Non contente de la prise en compte de ses « préoccupations » et « intérêts stratégiques » par l'Organisation pour la mise en valeur du fleuve Sénégal (Omvs), la Guinée a décidé de suspendre sa participation. Les raisons avancées par les autorités guinéennes cachent, en réalité, des frustrations relatives à la distribution des postes dans les instances de décision.

La 19e Conférence des Chefs d'État et de Gouvernement de l'Organisation pour la mise en valeur du fleuve Sénégal (Omvs), tenue le mardi 18 juillet, en visioconférence, a causé quelques frictions au sein de cette instance sous-régionale.

En effet, au sortir de cette réunion de haut niveau, dirigée par le Président de la Transition, Chef de l'État de la République du Mali, Assimi Goïta, et à laquelle ont pris part le Président de la Mauritanie, Mohamed Ould Cheikh EL Ghazouani, le Président de la Transition de la Guinée, Président du Comité national du rassemblement pour le développement (Cnrd), le Colonel Mamady Doumbouya, ainsi que le Premier ministre du Sénégal, Amadou Bâ, représentant le Chef de l'État, Macky Sall, la Guinée a décidé de suspendre sa participation.

Dans un communiqué rendu public, juste après cette rencontre et lu à la télévision nationale, les autorités guinéennes ont annoncé que le pays gelait ses activités dans l'Omvs avec effet immédiat.
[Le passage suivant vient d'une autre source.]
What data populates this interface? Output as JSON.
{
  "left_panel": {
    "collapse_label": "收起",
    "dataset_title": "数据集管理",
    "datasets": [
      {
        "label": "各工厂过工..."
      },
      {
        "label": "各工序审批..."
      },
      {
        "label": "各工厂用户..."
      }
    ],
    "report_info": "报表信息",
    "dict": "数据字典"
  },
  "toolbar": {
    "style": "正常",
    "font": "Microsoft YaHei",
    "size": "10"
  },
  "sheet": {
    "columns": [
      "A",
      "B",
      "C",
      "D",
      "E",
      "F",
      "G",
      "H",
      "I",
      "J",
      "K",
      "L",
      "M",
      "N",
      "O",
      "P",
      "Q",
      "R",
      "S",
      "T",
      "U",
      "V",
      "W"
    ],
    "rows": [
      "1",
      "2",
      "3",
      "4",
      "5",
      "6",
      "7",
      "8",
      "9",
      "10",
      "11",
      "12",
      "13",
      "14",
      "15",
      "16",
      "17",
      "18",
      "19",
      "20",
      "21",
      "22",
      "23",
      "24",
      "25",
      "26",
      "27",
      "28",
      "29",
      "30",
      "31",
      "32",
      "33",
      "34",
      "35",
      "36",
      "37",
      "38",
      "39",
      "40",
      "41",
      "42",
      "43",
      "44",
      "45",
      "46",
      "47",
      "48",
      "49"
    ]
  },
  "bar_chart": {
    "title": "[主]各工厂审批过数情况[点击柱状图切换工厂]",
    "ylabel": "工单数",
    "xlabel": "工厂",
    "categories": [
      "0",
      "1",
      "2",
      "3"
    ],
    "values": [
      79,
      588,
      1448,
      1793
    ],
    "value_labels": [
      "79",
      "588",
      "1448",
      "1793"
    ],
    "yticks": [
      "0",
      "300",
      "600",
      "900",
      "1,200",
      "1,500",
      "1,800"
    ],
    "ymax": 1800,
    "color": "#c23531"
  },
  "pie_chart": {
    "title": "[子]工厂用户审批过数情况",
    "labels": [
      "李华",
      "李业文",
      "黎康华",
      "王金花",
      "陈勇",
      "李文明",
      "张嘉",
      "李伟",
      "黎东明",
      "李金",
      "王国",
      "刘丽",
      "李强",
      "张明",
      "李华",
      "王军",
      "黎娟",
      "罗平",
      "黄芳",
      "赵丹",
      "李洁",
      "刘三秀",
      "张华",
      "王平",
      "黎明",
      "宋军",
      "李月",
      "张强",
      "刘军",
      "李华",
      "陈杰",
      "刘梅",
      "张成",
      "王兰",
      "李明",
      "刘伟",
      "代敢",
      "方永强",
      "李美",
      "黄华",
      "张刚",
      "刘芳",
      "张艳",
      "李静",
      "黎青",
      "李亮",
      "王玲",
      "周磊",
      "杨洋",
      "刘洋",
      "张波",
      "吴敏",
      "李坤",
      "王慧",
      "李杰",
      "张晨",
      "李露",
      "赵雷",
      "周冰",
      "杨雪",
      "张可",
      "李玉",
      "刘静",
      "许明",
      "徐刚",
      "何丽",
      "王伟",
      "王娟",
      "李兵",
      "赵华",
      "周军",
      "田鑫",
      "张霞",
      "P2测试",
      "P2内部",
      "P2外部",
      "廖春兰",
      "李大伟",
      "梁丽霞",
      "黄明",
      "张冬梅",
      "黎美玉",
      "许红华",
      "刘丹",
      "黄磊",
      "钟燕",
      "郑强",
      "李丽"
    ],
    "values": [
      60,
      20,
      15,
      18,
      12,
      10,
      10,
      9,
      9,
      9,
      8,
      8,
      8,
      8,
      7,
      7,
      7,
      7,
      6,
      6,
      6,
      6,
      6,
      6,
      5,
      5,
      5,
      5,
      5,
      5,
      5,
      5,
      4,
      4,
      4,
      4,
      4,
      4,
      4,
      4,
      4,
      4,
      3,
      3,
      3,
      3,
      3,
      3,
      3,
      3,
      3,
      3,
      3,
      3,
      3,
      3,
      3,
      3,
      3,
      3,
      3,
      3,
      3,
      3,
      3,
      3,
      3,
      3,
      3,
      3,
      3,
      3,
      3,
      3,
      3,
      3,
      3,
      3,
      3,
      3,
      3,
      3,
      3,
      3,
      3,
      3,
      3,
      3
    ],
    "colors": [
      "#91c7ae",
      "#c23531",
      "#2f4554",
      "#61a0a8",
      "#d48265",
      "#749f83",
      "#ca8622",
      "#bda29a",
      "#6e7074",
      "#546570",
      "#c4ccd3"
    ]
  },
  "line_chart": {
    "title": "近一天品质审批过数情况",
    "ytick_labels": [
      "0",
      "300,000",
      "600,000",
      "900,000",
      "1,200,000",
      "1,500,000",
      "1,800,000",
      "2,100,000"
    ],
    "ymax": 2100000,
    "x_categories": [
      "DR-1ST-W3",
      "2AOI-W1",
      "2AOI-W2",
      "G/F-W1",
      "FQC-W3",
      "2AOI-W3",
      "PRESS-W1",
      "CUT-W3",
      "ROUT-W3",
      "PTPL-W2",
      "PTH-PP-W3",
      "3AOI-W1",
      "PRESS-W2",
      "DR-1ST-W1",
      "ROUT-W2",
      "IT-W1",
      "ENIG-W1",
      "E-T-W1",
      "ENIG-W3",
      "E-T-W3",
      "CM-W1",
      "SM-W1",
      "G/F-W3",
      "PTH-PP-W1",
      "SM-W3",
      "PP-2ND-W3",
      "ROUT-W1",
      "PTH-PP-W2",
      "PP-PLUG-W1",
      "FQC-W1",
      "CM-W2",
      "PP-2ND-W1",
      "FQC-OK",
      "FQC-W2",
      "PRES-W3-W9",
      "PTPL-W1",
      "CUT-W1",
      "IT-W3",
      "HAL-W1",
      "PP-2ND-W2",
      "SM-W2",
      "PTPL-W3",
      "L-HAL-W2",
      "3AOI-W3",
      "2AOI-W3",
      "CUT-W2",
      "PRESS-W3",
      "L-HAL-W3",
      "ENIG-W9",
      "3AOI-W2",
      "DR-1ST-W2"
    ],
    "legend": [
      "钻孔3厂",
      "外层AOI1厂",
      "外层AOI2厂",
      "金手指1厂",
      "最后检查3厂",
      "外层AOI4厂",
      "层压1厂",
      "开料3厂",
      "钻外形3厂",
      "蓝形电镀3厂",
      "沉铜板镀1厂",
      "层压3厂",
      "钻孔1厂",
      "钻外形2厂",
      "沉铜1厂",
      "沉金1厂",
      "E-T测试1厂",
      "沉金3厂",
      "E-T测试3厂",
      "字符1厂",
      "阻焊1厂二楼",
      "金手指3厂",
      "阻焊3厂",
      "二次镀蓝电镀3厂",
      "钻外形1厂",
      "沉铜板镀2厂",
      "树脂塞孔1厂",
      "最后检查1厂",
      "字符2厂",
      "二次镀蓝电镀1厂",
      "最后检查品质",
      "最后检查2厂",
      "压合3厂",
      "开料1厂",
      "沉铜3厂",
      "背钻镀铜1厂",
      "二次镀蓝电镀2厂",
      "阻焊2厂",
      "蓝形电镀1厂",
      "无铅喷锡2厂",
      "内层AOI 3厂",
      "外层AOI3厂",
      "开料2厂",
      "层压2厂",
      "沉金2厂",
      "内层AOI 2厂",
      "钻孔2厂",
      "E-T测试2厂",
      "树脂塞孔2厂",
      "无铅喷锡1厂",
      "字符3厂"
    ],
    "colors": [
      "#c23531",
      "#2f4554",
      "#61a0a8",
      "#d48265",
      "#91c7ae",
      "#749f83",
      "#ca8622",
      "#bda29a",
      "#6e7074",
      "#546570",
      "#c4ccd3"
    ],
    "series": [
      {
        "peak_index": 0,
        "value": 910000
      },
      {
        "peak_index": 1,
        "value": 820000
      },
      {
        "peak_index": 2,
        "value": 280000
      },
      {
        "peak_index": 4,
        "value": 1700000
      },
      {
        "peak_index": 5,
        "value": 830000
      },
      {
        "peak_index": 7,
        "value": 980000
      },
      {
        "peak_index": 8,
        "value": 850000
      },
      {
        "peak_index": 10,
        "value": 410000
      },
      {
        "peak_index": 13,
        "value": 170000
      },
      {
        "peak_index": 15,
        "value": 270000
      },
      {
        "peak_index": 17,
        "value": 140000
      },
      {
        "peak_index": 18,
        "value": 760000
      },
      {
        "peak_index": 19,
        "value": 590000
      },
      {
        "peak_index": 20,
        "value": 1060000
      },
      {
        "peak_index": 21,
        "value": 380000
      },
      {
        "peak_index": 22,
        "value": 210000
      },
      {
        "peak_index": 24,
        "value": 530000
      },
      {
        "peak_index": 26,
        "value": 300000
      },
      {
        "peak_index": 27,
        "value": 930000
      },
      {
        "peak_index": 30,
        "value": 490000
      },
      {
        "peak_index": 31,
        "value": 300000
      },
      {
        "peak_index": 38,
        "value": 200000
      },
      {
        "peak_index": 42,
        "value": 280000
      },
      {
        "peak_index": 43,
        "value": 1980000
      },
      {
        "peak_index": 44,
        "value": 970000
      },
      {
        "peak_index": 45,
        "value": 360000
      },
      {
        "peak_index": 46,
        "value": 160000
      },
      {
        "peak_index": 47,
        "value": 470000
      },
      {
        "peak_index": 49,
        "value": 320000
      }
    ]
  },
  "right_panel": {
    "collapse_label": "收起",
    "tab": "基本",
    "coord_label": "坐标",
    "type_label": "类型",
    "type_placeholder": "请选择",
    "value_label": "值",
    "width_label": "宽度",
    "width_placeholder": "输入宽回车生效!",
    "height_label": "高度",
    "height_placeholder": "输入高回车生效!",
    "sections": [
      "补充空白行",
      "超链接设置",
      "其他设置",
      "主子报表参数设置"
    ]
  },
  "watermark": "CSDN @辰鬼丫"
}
Entre autres griefs soulevés, la non-prise en compte « des préoccupations et des intérêts stratégiques de la République de Guinée au sein de l'Omvs depuis la création de cette organisation ». Et le communiqué de citer, en guise d'exemples, « le retard considérable dans le financement du barrage hydroélectrique de Koukoutamba, situé dans la préfecture de Tougué, région de Labé », ainsi que « la sous-représentation de la Guinée au sein des instances décisionnelles de l'Omvs ».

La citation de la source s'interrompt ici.